Additional Page Metadata

Learn how we're beginning to collect metadata about your content to power our next generation products, and get a head start by configuring this metadata in your page HTML.

Introduction

Important: We automatically collect metadata from your webpages as described below, and we're using it to inform future product development at Chartbeat. Some of this data is now being used in our Topics and Categories tabs in the Historical Dashboard.

We rely on your integration of our JavaScript configuration variables to populate key page properties in your Chartbeat dashboards and reports, like page sections, authors, paths, and titles.
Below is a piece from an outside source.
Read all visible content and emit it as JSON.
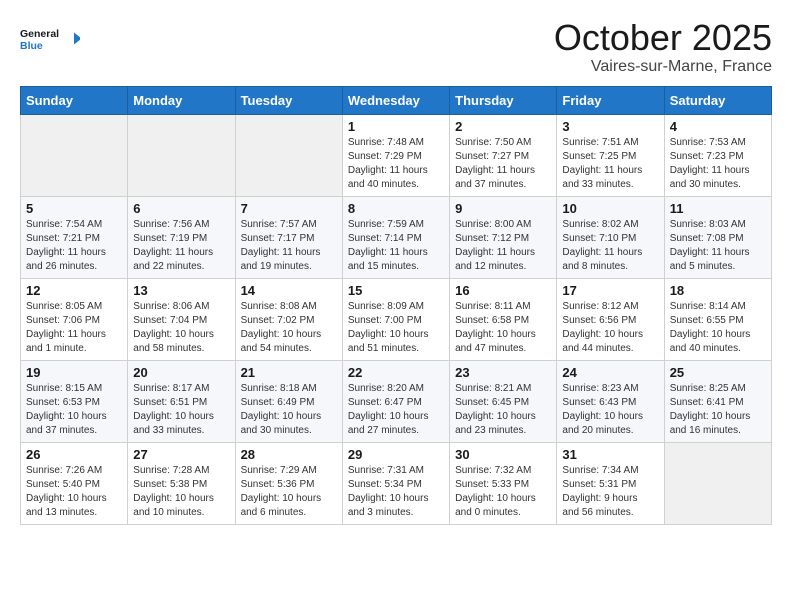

To collect metadata about the content of a given page, Chartbeat uses a web scraper that makes an HTTP GET request to the page’s URL, then extracts certain attributes from the page’s HTML as well as the main body text. For convenience and ease of implementation, we rely on existing standards as much as possible. Metadata may be provided in the following formats:

  • JSON-LD (recommended): Embed metadata in a <script> tag in the <head> of an HTML document, with properties and values in JSON form following the schema.org vocabulary. This standard is used by Google and others to display enriched content in search results.

  • Microdata: Embed metadata within existing elements of an HTML document's <head> or <body>, using HTML tag properties and values following the schema.org vocabulary. This standard is also used by Google and others to display enriched content in search results.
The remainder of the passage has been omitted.